When I started this sporadic blog I never dreamed in my wildest imagination that I'd be saying this in the next 30 years ...
I have cancer.
Dr. Sriram (he's called Ram ... like CD-rom) Dasari is my urologist with Urology Associates. He's tall, dark and handsome, typically very friendly, funny, outgoing and laughs a lot. I like him. I heard him in his normal tone out in the hall before he came into the little 8x8 examining room where I'd been told to wait. So when he finally entered the room and was not smiling and talking softly, I immediately knew it was bad news. He pulled up a stool and sat down facing me, looked me square in the eyes and said, "I'm sorry to tell you that your prostate biopsy does show cancer. Blah, blah, blah, blah, blah, blah, blah, blah ...."
After he used the "C" word, everything else sounded like the adults in a Peanuts cartoon on TV ... you hear noise but you never hear what they're saying. Dr. Dasari tried to cover the preliminaries of treatments and surgery but after looking into my eyes he just kindly said, "I can see you're in shock. Everyone is when they first hear the 'C' word, so we'll just talk about all this after we do further testing." As I said, I really like him. Very intuitive and sensitive to my feelings. Plus the fact that I had tears welling up and threatening to spill down my cheeks any second I'm sure tipped him off that I was about to lose it.
So, last week I had a head-to-toe bone scan after being injected with radiation that settles in the bones (makes better pictures apparently) and a CT scan of my mid-section, where the prostate lives.
The good news is that the scans revealed no new surprises. The cancer is confined to the right side of the prostate. Now I get to decide what's best for me — treatment or surgery to remove the prostate completely (they don't just take out part of it). Dr. Dasari uses robotic surgery instead of cutting the patient wide open. It's laparoscopic-style, much like the way they remove gall bladders and such these days. Faster recovery, milder side effects, and hardly any scarring.

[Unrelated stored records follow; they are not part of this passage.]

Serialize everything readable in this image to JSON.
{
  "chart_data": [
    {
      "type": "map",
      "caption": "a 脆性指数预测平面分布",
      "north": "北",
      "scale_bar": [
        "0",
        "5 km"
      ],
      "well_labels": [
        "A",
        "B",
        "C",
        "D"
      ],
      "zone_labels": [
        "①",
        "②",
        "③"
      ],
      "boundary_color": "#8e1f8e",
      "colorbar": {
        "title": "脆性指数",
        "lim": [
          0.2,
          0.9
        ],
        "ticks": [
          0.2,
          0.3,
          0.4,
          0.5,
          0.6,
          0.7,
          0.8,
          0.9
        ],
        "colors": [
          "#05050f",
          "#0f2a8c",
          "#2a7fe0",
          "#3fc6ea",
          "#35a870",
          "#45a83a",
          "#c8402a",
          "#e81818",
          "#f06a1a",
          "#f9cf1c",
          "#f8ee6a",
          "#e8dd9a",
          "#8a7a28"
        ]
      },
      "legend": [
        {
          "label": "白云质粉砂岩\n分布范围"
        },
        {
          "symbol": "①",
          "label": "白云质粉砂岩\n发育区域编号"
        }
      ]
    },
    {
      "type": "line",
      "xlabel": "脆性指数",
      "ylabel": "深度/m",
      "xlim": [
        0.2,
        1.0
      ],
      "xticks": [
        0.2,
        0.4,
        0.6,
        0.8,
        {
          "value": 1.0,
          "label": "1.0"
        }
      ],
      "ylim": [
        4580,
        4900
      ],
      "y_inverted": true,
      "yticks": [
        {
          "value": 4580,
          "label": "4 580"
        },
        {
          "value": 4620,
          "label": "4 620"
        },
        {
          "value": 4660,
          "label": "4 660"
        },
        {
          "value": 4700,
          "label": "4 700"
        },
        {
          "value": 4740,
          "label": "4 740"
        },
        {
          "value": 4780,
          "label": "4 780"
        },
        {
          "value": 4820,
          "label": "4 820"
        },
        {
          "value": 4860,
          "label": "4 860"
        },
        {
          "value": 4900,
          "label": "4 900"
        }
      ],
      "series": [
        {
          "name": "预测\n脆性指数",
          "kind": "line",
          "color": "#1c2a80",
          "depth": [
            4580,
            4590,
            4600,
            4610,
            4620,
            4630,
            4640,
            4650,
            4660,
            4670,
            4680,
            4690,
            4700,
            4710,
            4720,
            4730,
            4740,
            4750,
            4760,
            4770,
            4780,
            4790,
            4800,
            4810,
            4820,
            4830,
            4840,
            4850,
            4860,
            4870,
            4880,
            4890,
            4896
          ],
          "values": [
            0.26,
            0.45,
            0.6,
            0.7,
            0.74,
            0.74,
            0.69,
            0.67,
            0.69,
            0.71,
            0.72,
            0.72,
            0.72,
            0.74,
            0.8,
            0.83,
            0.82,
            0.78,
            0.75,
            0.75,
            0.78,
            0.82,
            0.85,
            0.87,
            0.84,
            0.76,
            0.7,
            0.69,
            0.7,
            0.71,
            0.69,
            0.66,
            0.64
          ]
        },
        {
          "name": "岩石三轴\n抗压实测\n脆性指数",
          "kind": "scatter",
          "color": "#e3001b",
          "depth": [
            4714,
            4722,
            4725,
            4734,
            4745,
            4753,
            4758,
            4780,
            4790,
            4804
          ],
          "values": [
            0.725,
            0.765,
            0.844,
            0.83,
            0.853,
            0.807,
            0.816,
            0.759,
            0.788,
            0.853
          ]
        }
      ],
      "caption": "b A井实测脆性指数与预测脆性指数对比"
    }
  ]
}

I asked him if "robotic" meant that a little C3PO was going in with a light sabre and cut things out. I also explained that when I'm extremely nervous and stressed I tend to make bad jokes.
That's the latest. I'll continue to update this blog as I get deeper into understanding what's going on and as my emotional state allows. I've e-mailed everybody I can think of to ask for prayers and positive thoughts during this time of decision. For some reason, now that it's up to me to make up my mind where to go from here, I'm feeling so vulnerable and private again. Those who know me best know that's not my style. If I seem not myself these days, please be patient and understand. If my jokes and puns are worse than usual, know that I'm using it as an escape mechanism. That's my family's way. No situation is so serious that it can't be softened with a wisecrack or silly comment.
Stay in touch. If you don't hear from me, don't take it personally, please!
I love my family and friends so much and absolutely could not make it without all of you.